Officials from the Hancock County coroners office, whose job is to determine the cause of death, turned the care of the remains over to a team of forensic specialists from the University of Indianapolis Sunday afternoon.

The team, led by Dr. Krista Latham, a forensic anthropologist, could take several weeks or even months to piece the puzzle together.

“It’s going to be a painstaking process, because the answers are more than likely going to come from science now,” assistant coroner Dave Carver said.

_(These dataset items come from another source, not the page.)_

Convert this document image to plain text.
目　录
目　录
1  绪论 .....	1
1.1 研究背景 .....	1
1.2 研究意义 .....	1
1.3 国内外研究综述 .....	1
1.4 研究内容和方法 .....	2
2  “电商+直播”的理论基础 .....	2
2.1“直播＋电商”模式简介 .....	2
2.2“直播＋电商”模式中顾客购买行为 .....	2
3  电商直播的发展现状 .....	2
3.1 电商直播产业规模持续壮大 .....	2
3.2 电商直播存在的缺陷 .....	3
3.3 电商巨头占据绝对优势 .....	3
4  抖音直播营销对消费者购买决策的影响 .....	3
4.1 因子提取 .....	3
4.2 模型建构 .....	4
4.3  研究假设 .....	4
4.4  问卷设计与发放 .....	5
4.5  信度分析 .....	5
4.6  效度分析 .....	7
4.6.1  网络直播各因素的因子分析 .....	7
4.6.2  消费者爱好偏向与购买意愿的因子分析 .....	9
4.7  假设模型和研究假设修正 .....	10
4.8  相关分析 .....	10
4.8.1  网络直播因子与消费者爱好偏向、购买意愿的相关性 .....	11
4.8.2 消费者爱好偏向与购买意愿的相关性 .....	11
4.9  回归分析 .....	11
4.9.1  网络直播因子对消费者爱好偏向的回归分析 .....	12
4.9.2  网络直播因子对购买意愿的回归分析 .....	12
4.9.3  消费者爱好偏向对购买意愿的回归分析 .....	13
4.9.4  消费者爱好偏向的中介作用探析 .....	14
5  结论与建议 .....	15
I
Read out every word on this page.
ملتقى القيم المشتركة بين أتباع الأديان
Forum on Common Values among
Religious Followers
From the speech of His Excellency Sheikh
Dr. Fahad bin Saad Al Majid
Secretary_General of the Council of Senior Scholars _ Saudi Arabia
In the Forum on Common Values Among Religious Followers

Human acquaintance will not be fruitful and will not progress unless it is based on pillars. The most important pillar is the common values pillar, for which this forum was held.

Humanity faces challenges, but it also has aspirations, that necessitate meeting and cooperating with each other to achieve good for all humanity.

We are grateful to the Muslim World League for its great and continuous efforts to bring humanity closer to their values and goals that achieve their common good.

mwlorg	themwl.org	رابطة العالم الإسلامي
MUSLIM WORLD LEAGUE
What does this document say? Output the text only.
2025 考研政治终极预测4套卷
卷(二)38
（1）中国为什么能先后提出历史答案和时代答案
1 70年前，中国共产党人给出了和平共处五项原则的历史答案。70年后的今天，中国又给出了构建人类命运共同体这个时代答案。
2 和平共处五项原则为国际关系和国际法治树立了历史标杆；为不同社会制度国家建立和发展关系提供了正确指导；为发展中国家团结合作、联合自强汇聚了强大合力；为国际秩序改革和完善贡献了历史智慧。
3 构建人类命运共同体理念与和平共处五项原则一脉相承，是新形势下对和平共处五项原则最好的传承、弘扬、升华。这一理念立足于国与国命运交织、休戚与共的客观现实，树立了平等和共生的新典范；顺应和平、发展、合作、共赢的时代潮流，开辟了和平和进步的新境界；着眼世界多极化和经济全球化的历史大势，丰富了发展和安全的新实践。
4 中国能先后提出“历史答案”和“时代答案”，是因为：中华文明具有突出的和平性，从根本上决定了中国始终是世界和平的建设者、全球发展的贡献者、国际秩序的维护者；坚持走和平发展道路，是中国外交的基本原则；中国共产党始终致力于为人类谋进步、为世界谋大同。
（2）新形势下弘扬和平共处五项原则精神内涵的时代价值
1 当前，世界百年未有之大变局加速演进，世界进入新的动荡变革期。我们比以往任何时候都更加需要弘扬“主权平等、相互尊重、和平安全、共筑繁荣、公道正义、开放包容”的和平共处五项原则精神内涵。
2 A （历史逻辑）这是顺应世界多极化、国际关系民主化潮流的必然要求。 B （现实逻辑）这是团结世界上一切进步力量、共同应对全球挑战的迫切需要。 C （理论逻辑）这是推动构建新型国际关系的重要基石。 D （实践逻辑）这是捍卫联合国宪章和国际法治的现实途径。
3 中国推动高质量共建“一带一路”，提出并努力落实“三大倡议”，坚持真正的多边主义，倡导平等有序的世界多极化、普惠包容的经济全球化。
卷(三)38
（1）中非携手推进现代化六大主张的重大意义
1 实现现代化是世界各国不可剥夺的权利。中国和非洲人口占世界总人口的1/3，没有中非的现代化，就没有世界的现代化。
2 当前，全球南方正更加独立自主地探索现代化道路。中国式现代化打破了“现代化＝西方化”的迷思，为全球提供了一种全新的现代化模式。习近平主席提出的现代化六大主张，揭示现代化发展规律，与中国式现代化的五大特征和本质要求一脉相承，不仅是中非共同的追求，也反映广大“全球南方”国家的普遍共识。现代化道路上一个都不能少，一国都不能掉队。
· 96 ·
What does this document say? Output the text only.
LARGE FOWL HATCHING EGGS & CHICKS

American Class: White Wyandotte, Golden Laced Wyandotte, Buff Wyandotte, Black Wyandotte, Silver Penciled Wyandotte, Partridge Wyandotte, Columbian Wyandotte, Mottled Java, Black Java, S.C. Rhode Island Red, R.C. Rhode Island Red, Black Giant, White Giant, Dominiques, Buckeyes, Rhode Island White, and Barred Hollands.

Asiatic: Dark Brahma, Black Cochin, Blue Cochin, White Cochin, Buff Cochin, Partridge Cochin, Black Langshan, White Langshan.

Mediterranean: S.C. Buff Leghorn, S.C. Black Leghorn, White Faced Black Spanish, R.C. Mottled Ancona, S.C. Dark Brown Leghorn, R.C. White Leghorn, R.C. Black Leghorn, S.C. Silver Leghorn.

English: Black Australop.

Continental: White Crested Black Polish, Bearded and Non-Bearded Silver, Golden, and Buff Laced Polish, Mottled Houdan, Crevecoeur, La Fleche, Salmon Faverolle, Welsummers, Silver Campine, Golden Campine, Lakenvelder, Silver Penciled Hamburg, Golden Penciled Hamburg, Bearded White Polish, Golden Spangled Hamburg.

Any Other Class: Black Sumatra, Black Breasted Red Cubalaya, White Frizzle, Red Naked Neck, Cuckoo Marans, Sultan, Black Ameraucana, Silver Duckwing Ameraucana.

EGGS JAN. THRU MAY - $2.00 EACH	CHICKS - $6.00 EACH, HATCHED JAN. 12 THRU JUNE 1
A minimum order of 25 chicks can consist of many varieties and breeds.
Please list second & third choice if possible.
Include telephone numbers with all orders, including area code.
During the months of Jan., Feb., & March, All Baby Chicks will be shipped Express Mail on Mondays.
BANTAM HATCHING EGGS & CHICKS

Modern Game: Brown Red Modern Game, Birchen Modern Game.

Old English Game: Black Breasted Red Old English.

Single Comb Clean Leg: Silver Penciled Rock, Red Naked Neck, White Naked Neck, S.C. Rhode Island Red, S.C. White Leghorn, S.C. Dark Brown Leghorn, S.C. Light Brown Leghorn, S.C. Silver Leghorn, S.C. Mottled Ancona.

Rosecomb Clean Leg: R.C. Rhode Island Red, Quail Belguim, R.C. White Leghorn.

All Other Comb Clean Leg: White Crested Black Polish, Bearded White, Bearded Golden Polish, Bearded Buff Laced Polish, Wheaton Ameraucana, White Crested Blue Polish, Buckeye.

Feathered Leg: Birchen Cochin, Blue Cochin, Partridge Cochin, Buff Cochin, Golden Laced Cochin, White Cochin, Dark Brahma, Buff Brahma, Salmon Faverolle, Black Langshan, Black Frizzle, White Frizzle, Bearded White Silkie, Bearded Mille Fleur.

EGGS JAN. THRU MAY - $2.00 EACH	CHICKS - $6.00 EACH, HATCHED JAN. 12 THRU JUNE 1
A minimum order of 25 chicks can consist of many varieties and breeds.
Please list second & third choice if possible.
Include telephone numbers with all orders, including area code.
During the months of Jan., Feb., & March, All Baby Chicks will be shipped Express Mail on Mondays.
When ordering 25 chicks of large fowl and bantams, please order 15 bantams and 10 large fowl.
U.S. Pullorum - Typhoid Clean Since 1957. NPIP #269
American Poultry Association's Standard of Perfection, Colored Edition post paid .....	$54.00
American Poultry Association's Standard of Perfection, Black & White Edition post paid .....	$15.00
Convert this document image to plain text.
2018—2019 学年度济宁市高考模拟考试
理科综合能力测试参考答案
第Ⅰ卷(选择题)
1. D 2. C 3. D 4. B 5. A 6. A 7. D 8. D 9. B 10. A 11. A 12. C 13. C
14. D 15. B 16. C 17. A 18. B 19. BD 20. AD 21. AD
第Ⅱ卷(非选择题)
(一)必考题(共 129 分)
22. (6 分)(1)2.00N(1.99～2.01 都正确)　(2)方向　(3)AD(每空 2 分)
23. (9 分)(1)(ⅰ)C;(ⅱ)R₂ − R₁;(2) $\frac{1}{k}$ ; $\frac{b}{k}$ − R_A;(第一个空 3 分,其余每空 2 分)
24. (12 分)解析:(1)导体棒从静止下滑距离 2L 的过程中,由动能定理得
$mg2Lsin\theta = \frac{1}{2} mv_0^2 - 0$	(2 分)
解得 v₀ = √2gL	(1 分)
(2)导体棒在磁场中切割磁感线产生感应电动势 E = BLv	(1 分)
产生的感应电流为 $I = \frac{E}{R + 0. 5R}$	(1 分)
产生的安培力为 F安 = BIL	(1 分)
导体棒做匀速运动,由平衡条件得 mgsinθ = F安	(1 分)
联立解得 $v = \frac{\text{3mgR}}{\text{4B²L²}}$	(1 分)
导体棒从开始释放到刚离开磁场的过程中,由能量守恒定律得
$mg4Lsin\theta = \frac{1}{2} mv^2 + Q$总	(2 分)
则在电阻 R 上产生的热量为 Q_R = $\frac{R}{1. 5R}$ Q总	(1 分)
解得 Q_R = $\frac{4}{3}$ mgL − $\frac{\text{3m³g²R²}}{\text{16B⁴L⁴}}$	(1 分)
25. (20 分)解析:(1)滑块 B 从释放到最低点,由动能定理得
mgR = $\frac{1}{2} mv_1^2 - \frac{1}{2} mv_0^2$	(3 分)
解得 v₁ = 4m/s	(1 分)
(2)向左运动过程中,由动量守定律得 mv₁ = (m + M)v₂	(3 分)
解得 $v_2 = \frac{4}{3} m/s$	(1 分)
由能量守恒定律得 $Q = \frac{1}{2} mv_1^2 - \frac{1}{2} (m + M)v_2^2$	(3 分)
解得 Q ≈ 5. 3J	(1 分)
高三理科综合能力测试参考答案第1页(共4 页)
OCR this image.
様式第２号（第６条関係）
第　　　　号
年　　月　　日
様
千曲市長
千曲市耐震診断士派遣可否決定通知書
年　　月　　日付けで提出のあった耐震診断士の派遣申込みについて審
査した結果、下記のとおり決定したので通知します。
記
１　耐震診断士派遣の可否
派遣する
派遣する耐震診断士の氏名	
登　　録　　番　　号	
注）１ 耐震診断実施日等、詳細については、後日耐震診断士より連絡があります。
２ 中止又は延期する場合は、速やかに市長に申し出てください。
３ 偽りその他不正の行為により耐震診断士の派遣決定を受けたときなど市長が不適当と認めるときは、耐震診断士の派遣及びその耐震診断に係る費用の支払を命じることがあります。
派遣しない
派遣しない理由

The adult remains were found in a wooded area in the 6000 block of County Road 900N on Saturday. The work to remove them came a day after officials from the McCordsville Police Department, Hancock County Sheriff’s Department, county coroner’s office and prosecutors office were alerted to the discovery about a mile east of 86th Street and Carroll Road.

A skeletal examination, described to Carver by forensic officials, is what will happen now. The work will include a search for any kind of skeletal damage. The forensic team will be looking for things like bullet holes, fractures or other suggestions of violence.

In determining the cause, the coroner’s office will use all the resources medical science can provide. Forensic pathology, toxicology and anthropology (as in this case) are the most commonly used resources, Carver said.

“Once we have the conclusion, we collaborate with the investigative agency,” Carver said. “That collaboration often determines how they will conduct their investigation.”

The McCordsville Police Department is approaching the case as a criminal investigation until that aspect is eliminated, said Aaron Watts, lead detective.

His office has been inundated with calls and emails from people looking for answers about missing relatives and friends, hoping and praying the bones in the woods could lead to any kind of new information.

“Unfortunately, right now we just don’t have any answers,” Watts said.

While Watts could not recall any people in the county who have been reported missing, social media lit up with speculation in the hours after the discovery.

Police are taking the calls seriously, Watts said. But, they’re at a point where they’re going to have to wait until they get further information from the forensic team before they can start to figure out who the person is and how the bones got there.

A man hunting for mushrooms found the remains on Saturday afternoon an estimated 60 yards off of County Road 900 North near the edge of a wooded area surrounded by farmland.